Rock's act circa 1999 included an impassioned, if frequently facetious, rant against public expenditures on education. Back then, he said:
I an't got no kids. Why am I paying school tax? I know some of y'all got kids….I don't care if your kid's in the 10th grade with coloring books. I wear condoms for a reason.
It's worth noting that given Rock's (sadly justified) fear of condemnation from politically correct college campuses, he probably won't be performing for the students at the community colleges whose subsidies he's plugging.
Recently, Louis CK issued a series of tweets on the absurdity of the Common Core State Standards and his opposition to standardized testing regimes. Among them:
My kids used to love math. Now it makes them cry. Thanks standardized testing and common core!
"Why [m]ight you want each picture to stand for more than 1 balloon?" Yet again I must tell my kid "don't answer it. It's a bad question."
As celebrities take time out of their busy schedules to promote the president's community college plan, it's worth also taking time to remember why this is such an ill-conceived idea.
The program, dubbed "America's College Promise," is grandiose in the sense of being pretentious: It's an answer in search of a question. Community college is already affordable. As The Washington Post has noted, existing federal Pell Grants cover more than the average cost of tuition at community college:
The maximum amount of a Pell Grant award today is just under $6,000 a year. Average community college tuition is approximately $4,000, not including the cost of additional fees, books, transportation, food, child care (if applicable) and other expenditures. The president's proposed "America's College Promise" is of no added value to our least privileged students.
Ironically, as noted by Larry Kudlow and John Bachelor on The John Bachelor Show, the president's own SOTU anecdote introducing "America's College Promise" implicitly acknowledged that community college is already an affordable option. The heartwarming story of Ben and Rebekah Erler making it in America was one of self-reliance. In Obama's words:
Rebekah took out student loans and enrolled in community college, and retrained for a new career. They sacrificed for each other. And slowly, it paid off. "It is amazing," Rebekah wrote, "what you can bounce back from when you have to…We are a strong, tight-knit family who has made it through some very, very hard times."
Apparently, the president's current publicity tour "will highlight existing programs providing free community college." Yes, he wants to create more such programs, but again, with Pell Grants in existence, it's unclear what remains to be done.
Not only is the plan unnecessary, but it is also likely to be counterproductive. As with federal loans for four-year colleges and graduate schools, the promise of a tuition subsidy per head predictably incentivizes institutions to raise tuition.

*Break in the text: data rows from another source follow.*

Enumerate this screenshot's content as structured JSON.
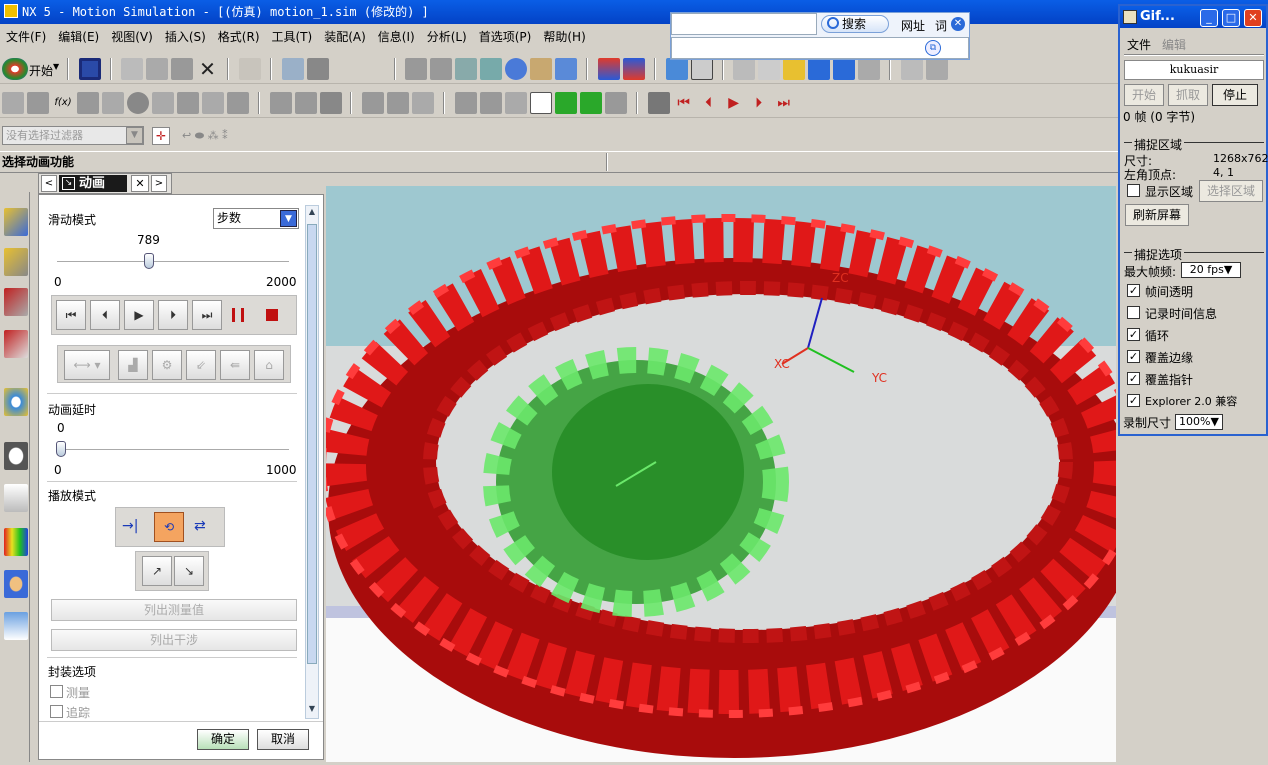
{
  "window": {
    "title": "NX 5 - Motion Simulation - [(仿真) motion_1.sim  (修改的) ]"
  },
  "menu": [
    "文件(F)",
    "编辑(E)",
    "视图(V)",
    "插入(S)",
    "格式(R)",
    "工具(T)",
    "装配(A)",
    "信息(I)",
    "分析(L)",
    "首选项(P)",
    "帮助(H)"
  ],
  "start_button": "开始",
  "filter": {
    "placeholder": "没有选择过滤器"
  },
  "cue_line": "选择动画功能",
  "search_bar": {
    "search_label": "搜索",
    "url_label": "网址",
    "word_label": "词"
  },
  "animation_panel": {
    "title": "动画",
    "slide_mode_label": "滑动模式",
    "slide_mode_value": "步数",
    "step_value": "789",
    "step_min": "0",
    "step_max": "2000",
    "step_fraction": 0.3945,
    "delay_label": "动画延时",
    "delay_value": "0",
    "delay_min": "0",
    "delay_max": "1000",
    "play_mode_label": "播放模式",
    "list_measure": "列出测量值",
    "list_interference": "列出干涉",
    "package_label": "封装选项",
    "measure_label": "测量",
    "trace_label": "追踪",
    "ok_label": "确定",
    "cancel_label": "取消"
  },
  "viewport": {
    "axis_zc": "ZC",
    "axis_xc": "XC",
    "axis_yc": "YC",
    "ring_color": "#e01818",
    "ring_side_color": "#a80c0c",
    "gear_color": "#3ec83e"
  },
  "gif_recorder": {
    "title": "Gif...",
    "menu_file": "文件",
    "menu_edit": "编辑",
    "user": "kukuasir",
    "btn_start": "开始",
    "btn_capture": "抓取",
    "btn_stop": "停止",
    "frames": "0 帧 (0 字节)",
    "capture_area_label": "捕捉区域",
    "size_label": "尺寸:",
    "size_value": "1268x762",
    "corner_label": "左角顶点:",
    "corner_value": "4, 1",
    "show_area_label": "显示区域",
    "select_area_btn": "选择区域",
    "refresh_btn": "刷新屏幕",
    "capture_options_label": "捕捉选项",
    "max_fps_label": "最大帧频:",
    "max_fps_value": "20 fps",
    "opt_transparent": "帧间透明",
    "opt_record_time": "记录时间信息",
    "opt_loop": "循环",
    "opt_cover_edge": "覆盖边缘",
    "opt_cover_pointer": "覆盖指针",
    "opt_explorer": "Explorer 2.0 兼容",
    "rec_size_label": "录制尺寸",
    "rec_size_value": "100%"
  }
}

Why? Because schools that can fill classes pre-subsidy know they'll be able to fill them at higher prices post-subsidy. As Scott Shackford has previously noted for Reason, the plan's own quality control requirements will also likely increase the size of already bloated administrative offices at community colleges. The cost of staffing and running those offices will then consume a huge chunk of the subsidized tuition revenues they'll now be receiving. Shackford wrote:
Ultimately what will happen is that the subsidies will be consumed by this bloat and community colleges will not be able to expand to actually accommodate additional students, so we'll see more students being forced to wait, or tuition costs will quickly rise above the administration's subsidy (which doesn't seem to have a cap, but obviously is going to have to or god help us all) in order to get more money to actually pay for the classes the students need. This is exactly what's happening at four-year colleges already.
Though Obama rolled out the comedians, if his plan succeeds, community college administrators will have the last laugh at our expense.